Fischer H, Gubler D, van Norel AM, Bergsträsser E, Mendes J, Lacerda A, Michiels E, Kosikova J, Poláková K, Depulpaep S, Aelvoet Y, Dombrecht L, Beernaert K. Physicians' opinions on and practical experiences with palliative sedation therapy in children: an international survey in five European countries. BMC Palliat Care. 2025 Oct 16;24(1):260. doi: 10.1186/s12904-025-01863-7.
Abstract
Background: Palliative sedation therapy (PST) is used in the end of life (EOL) phase for terminally ill patients to alleviate refractory symptoms by lowering consciousness. This applies to both adults and children. No international comparative studies on the practice of paediatric PST exist, although such knowledge is needed for the development of guidelines and a broader discussion, including ethical aspects.

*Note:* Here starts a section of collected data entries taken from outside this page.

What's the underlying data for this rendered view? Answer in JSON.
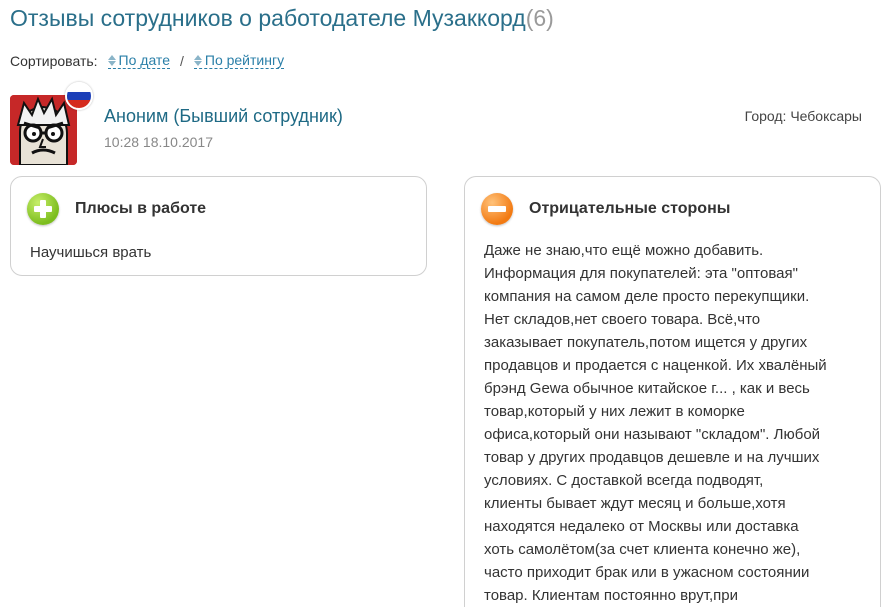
{
  "header": {
    "title": "Отзывы сотрудников о работодателе Музаккорд",
    "count": "(6)"
  },
  "sort": {
    "label": "Сортировать:",
    "by_date": "По дате",
    "separator": "/",
    "by_rating": "По рейтингу"
  },
  "review": {
    "author": "Аноним (Бывший сотрудник)",
    "date": "10:28 18.10.2017",
    "city": "Город: Чебоксары",
    "flag_colors": [
      "#ffffff",
      "#1c3fb8",
      "#d52b1e"
    ],
    "pros": {
      "icon": "plus-circle-icon",
      "title": "Плюсы в работе",
      "text": "Научишься врать"
    },
    "cons": {
      "icon": "minus-circle-icon",
      "title": "Отрицательные стороны",
      "lines": [
        "Даже не знаю,что ещё можно добавить.",
        "Информация для покупателей: эта \"оптовая\"",
        "компания на самом деле просто перекупщики.",
        "Нет складов,нет своего товара. Всё,что",
        "заказывает покупатель,потом ищется у других",
        "продавцов и продается с наценкой. Их хвалёный",
        "брэнд Gewa обычное китайское г... , как и весь",
        "товар,который у них лежит в коморке",
        "офиса,который они называют \"складом\". Любой",
        "товар у других продавцов дешевле и на лучших",
        "условиях. С доставкой всегда подводят,",
        "клиенты бывает ждут месяц и больше,хотя",
        "находятся недалеко от Москвы или доставка",
        "хоть самолётом(за счет клиента конечно же),",
        "часто приходит брак или в ужасном состоянии",
        "товар. Клиентам постоянно врут,при"
      ]
    }
  },
  "colors": {
    "title": "#2a6f8a",
    "link": "#2a7fa8",
    "plus": "#7cbd1e",
    "minus": "#f27a12"
  }
}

Methods: An international retrospective cross-sectional survey in five European countries (Belgium, Czechia, Netherlands, Portugal, Switzerland) was performed. Questionnaires were distributed via email. Topics of the questionnaire concerned paediatric PST practices and opinions/attitudes about ethical discussion points. Data was analysed using descriptive analyses, chi-square-tests, and ANOVA tests.
Results: Three hundred and forty-eight physicians completed the questionnaire (127 Belgium, 78 Czechia, 45 Netherlands, 57 Portugal, 21 Switzerland). 32% of respondents were specialized in general paediatrics. Most respondents use midazolam (85%) and opioids (78%) for PST. Parents are almost always involved in decision-making (93%), whereas competent children are involved to a lesser extent (77%). There is a greater agreement that refractory physical symptoms are an indication for PST (99%) than refractory psychological symptoms (69%). Most participants (63%) agreed to withdraw artificial hydration/nutrition in the last hours/days of life. Only 37% disagreed that PST shortens the dying process. We found significant differences in answers by country, speciality, workplace, experience and palliative care training.
Conclusions: Nearly all of the 348 physicians across Belgium, Czechia, Netherlands, Portugal and Switzerland agreed that refractory physical symptoms are an indication for PST and, in practice, use midazolam and opioids most frequently. Variations exist in medication choices, decision-making processes, intentions for sedation, and attitudes towards ethical considerations. These findings suggest that educational, cultural, legal, and healthcare system differences shape the approach to palliative sedation. Keywords: End of life; Paediatrics; Palliative care; Palliative sedation therapy. © 2025. The Author(s).